En el Grupo de Trabajo multipartidario sobre Educación se estableció expresamente la necesidad de "promover y asegurar la calidad de las instituciones públicas y privadas. Con ese propósito existe acuerdo en la creación de una Agencia independiente del sistema político, de las propias instituciones educativas y de las corporaciones, que cuente con recursos y personal técnicamente capacitado …para asegurar la calidad de la educación terciaria". Bien claro dice "públicas y privadas", pero el ministro Ehrlich tiró al trasto el texto firmado por su fuerza política.

Uruguay pasa a ser así el único país de América Latina donde la universidad pública no admite evaluaciones externas de su calidad, ya sea por parte del Ministerio de Educación, por organismos autónomos o por agencias independientes. ¡Flaco favor le hacen!
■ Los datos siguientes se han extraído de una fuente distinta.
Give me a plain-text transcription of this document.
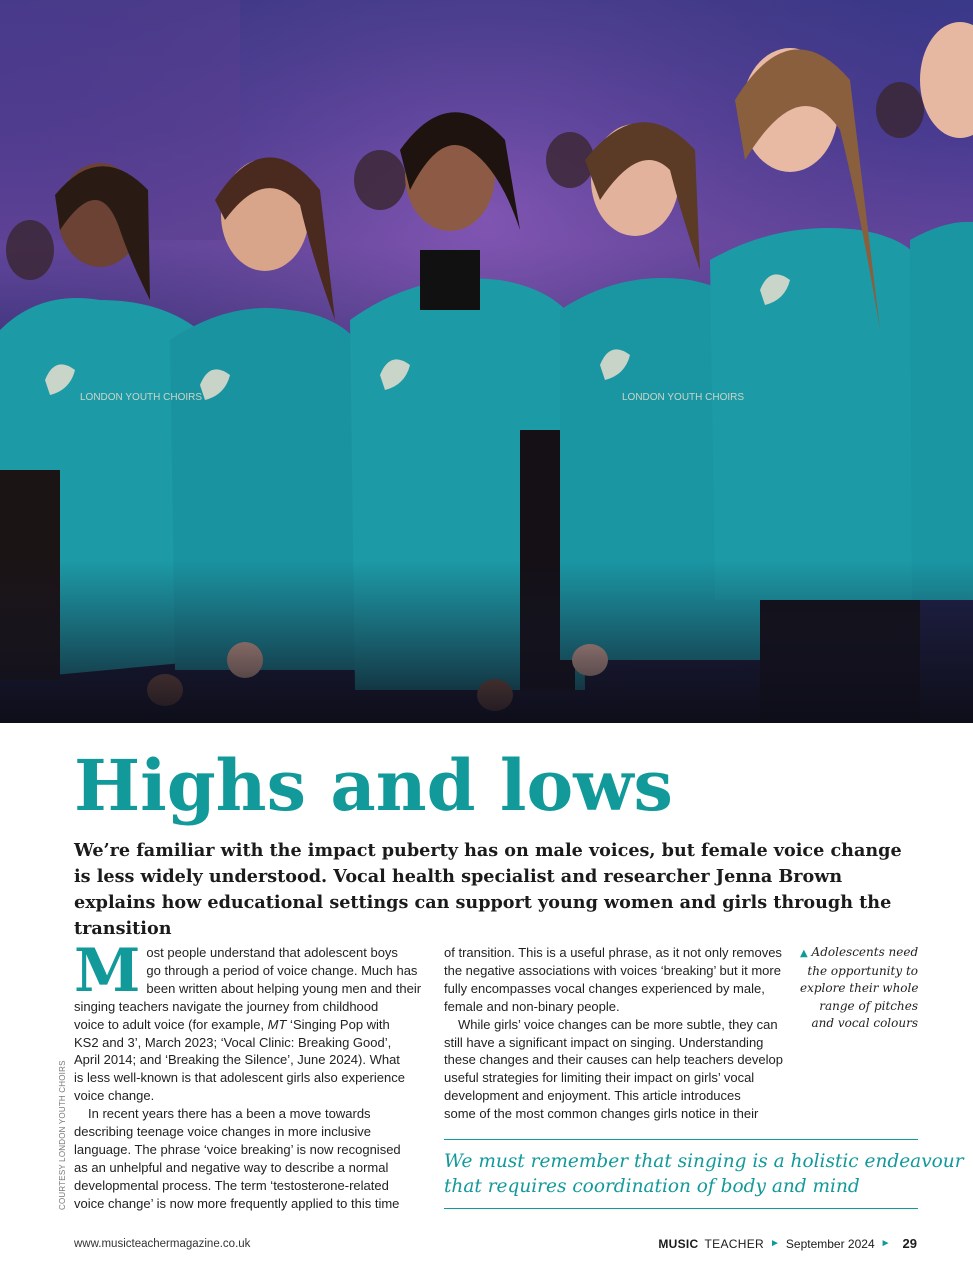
LONDON YOUTH CHOIRS	LONDON YOUTH CHOIRS
Highs and lows

We’re familiar with the impact puberty has on male voices, but female voice change is less widely understood. Vocal health specialist and researcher Jenna Brown explains how educational settings can support young women and girls through the transition

M ost people understand that adolescent boys
go through a period of voice change. Much has
been written about helping young men and their
singing teachers navigate the journey from childhood
voice to adult voice (for example, MT ‘Singing Pop with
KS2 and 3’, March 2023; ‘Vocal Clinic: Breaking Good’,
April 2014; and ‘Breaking the Silence’, June 2024). What
is less well-known is that adolescent girls also experience
voice change.

In recent years there has a been a move towards
describing teenage voice changes in more inclusive
language. The phrase ‘voice breaking’ is now recognised
as an unhelpful and negative way to describe a normal
developmental process. The term ‘testosterone-related
voice change’ is now more frequently applied to this time

COURTESY LONDON YOUTH CHOIRS

of transition. This is a useful phrase, as it not only removes
the negative associations with voices ‘breaking’ but it more
fully encompasses vocal changes experienced by male,
female and non-binary people.

While girls’ voice changes can be more subtle, they can
still have a significant impact on singing. Understanding
these changes and their causes can help teachers develop
useful strategies for limiting their impact on girls’ vocal
development and enjoyment. This article introduces
some of the most common changes girls notice in their

▲ Adolescents need
the opportunity to
explore their whole
range of pitches
and vocal colours

We must remember that singing is a holistic endeavour
that requires coordination of body and mind

www.musicteachermagazine.co.uk	MUSIC TEACHER ► September 2024 ► 29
Encerrada en su autocrítica y su autocomplacencia la Universidad de la República corre el riesgo de desconectarse con los estándares de calidad que cada día el mundo exige más, en un caso más de la archiconocida "trampa al solitario".

Esta es la segunda vez que el oficialismo desprecia el acuerdo multipartidario por la educación (cabe recordar que las limitaciones que en el 2005 impuso Vázquez a la presencia de la oposición en la ANEP fue uno de los detonantes para que ésta rechazara la posibilidad de integrar los directorios de Entes y Servicios). Allí están todavía pendientes los nombramientos de representantes técnicos (observadores) en los consejos desconcentrados de la ANEP (Primaria, Secundaria y UTU). Consideran a la enseñanza como propiedad privada, se resisten a compartirla. Y piensan que los acuerdos existen para poder incumplirlos.